First used hundreds of years ago during the heyday of the Roman empire, arched windows were originally utilized for their stability as buildings began growing taller and grander. Today, the arched window has become a status symbol for condo developments, seen on some of the most luxurious residential buildings throughout the country. Here we have rounded up 5 residential developments featuring beautiful arched windows.

1. 555 West End Avenue

Photo: Hayes Davidson

Nestled in the heart of Manhattan's Upper West Side neighborhood, 555 West End Avenue offers 13 breathtaking, one-of-a-kind residences with unmatched architectural magnificence from the building's origin as a historic Beaux Arts private school built in 1908. The unique homes are incredibly spacious, with 12.5- to 20-foot ceilings, private elevator landings, gracious entry foyers and voluminous eat-in, chef's kitchens. Select residences, including The Library, Solarium Penthouse and Terrace Penthouse feature original towering arched windows that bathe the homes in abundant natural light and frame picturesque views of the tree-lined streets below.
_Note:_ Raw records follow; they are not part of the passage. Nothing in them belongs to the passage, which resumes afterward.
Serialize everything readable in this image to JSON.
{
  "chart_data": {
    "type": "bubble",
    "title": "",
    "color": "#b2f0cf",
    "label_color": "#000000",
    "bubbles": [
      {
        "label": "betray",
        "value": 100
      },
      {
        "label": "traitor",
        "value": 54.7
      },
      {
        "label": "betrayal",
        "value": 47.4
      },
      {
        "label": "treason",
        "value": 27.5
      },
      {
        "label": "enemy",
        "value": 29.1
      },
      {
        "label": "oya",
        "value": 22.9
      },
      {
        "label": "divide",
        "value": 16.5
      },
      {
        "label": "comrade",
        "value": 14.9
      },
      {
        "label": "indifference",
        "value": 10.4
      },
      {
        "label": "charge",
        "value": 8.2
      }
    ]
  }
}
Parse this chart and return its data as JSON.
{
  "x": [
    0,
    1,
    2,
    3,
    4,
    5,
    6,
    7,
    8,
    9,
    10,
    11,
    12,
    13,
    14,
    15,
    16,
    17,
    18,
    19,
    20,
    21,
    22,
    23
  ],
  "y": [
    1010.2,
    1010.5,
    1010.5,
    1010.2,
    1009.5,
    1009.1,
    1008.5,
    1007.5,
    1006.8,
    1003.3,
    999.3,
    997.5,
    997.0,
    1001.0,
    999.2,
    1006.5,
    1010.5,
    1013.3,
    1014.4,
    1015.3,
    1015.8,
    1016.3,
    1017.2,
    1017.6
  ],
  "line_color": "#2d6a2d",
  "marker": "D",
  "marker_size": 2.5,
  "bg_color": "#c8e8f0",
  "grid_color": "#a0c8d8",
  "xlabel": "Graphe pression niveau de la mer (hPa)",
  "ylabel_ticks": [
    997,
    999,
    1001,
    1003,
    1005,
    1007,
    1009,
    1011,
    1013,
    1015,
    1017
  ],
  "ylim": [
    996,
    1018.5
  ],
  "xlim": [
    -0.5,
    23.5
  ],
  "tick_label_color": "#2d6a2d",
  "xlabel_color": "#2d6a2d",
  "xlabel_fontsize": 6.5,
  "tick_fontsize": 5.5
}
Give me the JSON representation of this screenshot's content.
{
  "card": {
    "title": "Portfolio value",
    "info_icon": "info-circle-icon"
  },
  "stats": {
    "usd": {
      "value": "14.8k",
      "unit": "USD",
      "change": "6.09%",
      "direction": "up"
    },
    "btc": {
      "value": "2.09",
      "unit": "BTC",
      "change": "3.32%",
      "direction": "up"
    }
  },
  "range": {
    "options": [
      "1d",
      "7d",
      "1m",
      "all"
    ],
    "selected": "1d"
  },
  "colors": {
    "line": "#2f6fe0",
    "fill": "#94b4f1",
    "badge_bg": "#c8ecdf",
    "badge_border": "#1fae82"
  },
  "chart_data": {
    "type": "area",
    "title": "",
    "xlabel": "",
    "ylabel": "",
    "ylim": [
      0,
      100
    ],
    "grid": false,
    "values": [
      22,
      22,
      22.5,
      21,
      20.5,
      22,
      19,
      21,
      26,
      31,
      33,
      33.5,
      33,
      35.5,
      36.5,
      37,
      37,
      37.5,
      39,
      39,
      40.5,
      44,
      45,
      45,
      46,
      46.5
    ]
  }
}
Only five homes remain and immediate occupancy is available.

2. 150 East 78th Street

Photo: Depict

Designed by the award-winning Robert A.M. Stern Architects, 150 East 78th Street represents the newest boutique building that redefines classical architecture on Manhattan's Upper East Side. Select residences and amenity spaces feature the building's signature arched windows, including Duplex Penthouse 11B. Designed by AD100 interior designer Robert Couturier, the secondary bedroom is illuminated by oversized double-height arched windows offering an abundance of light-filled space throughout the room. 

3. The Archer Residences

Photo: The Archer Residences

Converted from a building that's nearly a century old, The Archer Residences is the first full-service, white-glove condominium development in historic Beacon Hill, one of Boston's oldest and most exclusive neighborhoods. The building's red brick façade reflects the historic nature of the neighborhood, while inside, classic design meets modern finishes. Select homes feature breathtaking oversized arched windows that illustrate the balance between historic and contemporary design, while simultaneously bringing in exceptional natural light and picture-perfect Beacon Hill views. 

4. 200 East 83rd Street

Photo: DBOX

200 East 83rd, the new Upper East Side residential tower by Robert A.M. Stern Architects with interiors by Rottet Studio, is a celebration of the neighborhood’s architectural romance. Drawing inspiration from the grand structures along Park, Fifth and Madison Avenues and the historic clubs and cultural institutions that have shaped the Upper East Side, Stern and his partners synthesized a unique design language for the Modern Classical building. One resulting component is arched windows, found within 200 East 83rd’s monumental indoor/outdoor amenities spaces and select Penthouse residences. 

5. Beckford House & Tower

Photo: Noe & Associates: The Boundary

William Sofield has created gorgeous interiors for Tom Ford and Gucci stores all over the world, posh homes for the rich and the fabulous, and truly towering mega-luxury skyscrapers that attract the globe’s most elite circles. And after decades in the business, William's most ambitious vision for glamorous living has culminated with Beckford House & Tower. Beckford House & Tower feature a nouveau classic facade that doesn’t stop at stone and brick. Sofield pushed the envelope with a series of Juliet balconies, intricate ironwork, expansive private setback terraces and dramatic arched windows that would give each building character. In designing the facade, he wanted to create subtle focal points that future inhabitants could see from the street, and use as a map in finding their home or bedroom window.